From 2004 to 2023, Markley, 45, of Ames, “lied to dozens of men” to perform sex acts on them and “observe the young men engage in sex acts” in the clinic he ran in Ankeny, according to a press release from the Southern District of Iowa U.S. Attorney’s Office. He paid the men with money, which Markley falsely told them was grants or other funding.
“Markley’s lies included telling the young men he needed to perform sex acts on them or observe them engaging in sex acts in order to obtain a medial or message cerficiations, complete classwork, conduct third-party research, and for product development,” the release stated.
Markley operated the Wellness Clinic in Ankeny, where he “fabricated consent forms and contracts requiring victims to participate in a certain number and type of sex acts,” according to the plea agreement.
During what Markley called his “research sessions,” he told his victims he was recording information or data and falsely claimed to send his data to research institutions.
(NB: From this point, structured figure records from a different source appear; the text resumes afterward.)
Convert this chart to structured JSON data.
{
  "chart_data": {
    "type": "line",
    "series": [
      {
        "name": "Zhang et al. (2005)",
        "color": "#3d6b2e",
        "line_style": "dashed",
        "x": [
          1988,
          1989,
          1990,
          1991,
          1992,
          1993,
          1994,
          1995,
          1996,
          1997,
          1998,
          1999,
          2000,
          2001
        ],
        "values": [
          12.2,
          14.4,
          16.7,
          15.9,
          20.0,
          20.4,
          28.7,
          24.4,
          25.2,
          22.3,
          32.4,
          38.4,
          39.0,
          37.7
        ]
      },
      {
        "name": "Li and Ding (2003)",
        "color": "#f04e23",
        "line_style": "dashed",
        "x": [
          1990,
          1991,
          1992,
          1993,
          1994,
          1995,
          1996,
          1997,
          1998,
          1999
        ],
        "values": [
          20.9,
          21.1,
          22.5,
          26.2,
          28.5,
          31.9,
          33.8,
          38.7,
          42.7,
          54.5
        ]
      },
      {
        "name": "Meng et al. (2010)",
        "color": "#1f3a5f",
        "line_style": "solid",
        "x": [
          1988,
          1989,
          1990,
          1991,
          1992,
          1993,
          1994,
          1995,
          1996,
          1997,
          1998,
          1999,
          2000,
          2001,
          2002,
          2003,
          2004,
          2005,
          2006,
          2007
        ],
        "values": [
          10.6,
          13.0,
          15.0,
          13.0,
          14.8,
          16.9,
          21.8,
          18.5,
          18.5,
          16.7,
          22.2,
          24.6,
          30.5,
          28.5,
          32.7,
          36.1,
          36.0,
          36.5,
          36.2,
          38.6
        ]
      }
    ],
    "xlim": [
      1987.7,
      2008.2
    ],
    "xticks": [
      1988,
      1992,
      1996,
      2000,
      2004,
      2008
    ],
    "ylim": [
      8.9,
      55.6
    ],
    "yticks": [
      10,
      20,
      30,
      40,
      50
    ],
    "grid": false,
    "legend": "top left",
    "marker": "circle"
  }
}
He also “sometimes used hidden cameras” to take images and videos of “young men or minor male male children naked.”
According to previous reporting by the Daily, the criminal complaint for Markley’s arrest in May 2023 stated police found “commercial pornographic videos consisting of doctor models conducting sexual acts with patient models in a clinical setting.”
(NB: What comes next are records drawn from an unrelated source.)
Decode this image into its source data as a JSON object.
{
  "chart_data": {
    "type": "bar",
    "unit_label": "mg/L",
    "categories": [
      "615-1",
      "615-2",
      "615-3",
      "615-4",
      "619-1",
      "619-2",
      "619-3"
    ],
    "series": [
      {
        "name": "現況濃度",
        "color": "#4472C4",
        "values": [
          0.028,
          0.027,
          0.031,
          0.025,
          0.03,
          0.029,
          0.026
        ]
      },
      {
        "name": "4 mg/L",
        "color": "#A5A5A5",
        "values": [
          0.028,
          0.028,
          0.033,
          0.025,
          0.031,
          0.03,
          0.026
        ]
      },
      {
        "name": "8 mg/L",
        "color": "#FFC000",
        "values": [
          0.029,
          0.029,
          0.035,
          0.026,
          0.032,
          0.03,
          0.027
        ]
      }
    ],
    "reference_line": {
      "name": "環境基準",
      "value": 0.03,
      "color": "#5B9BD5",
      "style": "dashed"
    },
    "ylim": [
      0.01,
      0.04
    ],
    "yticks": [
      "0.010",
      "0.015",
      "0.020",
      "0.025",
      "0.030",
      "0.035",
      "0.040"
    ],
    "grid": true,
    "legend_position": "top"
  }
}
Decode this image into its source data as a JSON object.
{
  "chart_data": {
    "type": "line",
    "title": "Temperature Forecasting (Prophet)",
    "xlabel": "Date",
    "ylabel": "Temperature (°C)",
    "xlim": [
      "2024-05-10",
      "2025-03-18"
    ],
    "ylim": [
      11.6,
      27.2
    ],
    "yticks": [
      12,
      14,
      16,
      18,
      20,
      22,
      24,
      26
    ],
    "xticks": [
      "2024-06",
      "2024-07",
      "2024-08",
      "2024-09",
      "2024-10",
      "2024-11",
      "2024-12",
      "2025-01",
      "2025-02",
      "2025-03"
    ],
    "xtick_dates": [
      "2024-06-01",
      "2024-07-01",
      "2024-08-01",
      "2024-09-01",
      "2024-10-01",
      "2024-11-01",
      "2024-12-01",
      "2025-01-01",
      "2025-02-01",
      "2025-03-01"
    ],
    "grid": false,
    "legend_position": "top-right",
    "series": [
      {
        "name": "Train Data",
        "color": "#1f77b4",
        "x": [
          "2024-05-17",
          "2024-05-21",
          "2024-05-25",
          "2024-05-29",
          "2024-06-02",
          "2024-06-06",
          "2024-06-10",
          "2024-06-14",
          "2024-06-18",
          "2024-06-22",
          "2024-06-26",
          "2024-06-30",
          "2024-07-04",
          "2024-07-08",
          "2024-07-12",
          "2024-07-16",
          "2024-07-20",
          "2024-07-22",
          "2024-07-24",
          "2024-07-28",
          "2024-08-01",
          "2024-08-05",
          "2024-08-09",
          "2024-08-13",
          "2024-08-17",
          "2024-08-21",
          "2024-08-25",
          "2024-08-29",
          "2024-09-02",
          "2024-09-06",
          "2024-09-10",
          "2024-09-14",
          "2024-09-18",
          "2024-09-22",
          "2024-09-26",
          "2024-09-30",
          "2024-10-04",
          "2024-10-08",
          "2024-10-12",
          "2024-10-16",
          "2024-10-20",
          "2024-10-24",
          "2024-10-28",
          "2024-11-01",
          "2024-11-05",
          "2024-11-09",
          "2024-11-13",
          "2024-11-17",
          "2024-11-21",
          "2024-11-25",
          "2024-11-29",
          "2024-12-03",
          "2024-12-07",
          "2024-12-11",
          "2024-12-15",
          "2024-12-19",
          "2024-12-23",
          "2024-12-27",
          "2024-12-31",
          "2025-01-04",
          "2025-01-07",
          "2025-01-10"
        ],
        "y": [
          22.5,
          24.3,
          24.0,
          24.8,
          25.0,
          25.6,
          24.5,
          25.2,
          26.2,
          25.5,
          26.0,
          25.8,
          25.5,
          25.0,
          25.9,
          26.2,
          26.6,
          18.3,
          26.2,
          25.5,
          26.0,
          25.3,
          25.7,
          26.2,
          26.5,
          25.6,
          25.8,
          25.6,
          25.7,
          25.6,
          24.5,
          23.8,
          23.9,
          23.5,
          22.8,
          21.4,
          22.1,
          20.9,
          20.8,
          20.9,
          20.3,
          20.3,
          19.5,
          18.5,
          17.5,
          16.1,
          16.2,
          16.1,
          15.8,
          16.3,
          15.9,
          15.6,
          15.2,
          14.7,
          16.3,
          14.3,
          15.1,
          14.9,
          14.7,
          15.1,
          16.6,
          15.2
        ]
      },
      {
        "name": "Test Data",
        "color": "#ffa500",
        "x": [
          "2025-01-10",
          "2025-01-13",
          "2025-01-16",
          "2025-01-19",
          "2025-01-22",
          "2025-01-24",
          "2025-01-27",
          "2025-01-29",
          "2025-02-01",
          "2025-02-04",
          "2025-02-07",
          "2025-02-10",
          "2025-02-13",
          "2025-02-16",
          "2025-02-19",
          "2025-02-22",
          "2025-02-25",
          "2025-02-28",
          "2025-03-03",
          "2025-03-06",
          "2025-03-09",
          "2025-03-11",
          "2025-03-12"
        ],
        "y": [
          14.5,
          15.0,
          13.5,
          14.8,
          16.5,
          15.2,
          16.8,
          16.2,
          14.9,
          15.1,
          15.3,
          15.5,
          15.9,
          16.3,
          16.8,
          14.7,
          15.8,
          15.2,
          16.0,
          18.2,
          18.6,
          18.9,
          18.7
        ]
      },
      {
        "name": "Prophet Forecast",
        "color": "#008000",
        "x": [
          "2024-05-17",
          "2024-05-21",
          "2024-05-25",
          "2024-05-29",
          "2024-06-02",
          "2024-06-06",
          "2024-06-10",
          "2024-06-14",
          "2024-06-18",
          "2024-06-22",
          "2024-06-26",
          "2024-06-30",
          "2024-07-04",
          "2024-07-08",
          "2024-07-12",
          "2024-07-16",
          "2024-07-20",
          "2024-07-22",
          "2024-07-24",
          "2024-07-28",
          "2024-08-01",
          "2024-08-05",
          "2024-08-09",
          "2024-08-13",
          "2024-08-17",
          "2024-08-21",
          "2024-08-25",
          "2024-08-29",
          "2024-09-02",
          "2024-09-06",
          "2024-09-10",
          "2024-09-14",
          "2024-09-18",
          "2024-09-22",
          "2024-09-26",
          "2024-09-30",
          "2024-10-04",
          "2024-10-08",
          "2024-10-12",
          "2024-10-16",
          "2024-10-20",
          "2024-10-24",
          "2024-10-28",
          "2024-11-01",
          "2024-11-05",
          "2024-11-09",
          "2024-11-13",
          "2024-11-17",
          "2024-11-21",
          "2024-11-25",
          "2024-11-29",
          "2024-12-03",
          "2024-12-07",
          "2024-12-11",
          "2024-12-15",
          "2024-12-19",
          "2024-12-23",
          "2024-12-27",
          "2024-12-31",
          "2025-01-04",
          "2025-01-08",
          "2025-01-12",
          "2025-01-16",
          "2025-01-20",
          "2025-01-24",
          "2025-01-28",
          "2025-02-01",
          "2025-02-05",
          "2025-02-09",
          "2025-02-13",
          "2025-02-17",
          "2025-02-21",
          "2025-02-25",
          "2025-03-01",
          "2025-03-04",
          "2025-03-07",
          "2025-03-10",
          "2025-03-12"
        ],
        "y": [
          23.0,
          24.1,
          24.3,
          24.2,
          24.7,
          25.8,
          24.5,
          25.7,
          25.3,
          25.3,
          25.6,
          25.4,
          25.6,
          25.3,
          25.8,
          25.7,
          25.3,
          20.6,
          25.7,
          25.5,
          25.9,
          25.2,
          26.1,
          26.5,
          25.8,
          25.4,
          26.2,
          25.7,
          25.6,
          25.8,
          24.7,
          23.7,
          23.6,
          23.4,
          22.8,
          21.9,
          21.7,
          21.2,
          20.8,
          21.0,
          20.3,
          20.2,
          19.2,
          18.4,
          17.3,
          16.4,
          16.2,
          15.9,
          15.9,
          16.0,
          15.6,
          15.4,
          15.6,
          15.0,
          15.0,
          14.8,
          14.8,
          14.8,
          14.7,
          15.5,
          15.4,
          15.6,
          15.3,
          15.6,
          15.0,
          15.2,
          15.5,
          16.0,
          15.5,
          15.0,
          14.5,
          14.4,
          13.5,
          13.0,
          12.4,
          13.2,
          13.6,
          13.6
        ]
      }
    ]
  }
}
He was originally arrested in April 2023 for sexual exploitation of a minor. According to the Ames Tribune, in the same month, then-Ames Community School District Superintendent Julious Lawson emailed parents telling them to ask their children if Markley had conducted their physicals.
Markley is facing a mandatory minimum of 15 years in prison and a maximum term of life imprisonment for each count of sex trafficking. He is set to be sentenced for 15 counts of sex trafficking on March 24.
The investigation was conducted by the Ames Police Department, FBI and the Iowa Department of Public Safety’s Division of Criminal Investigation.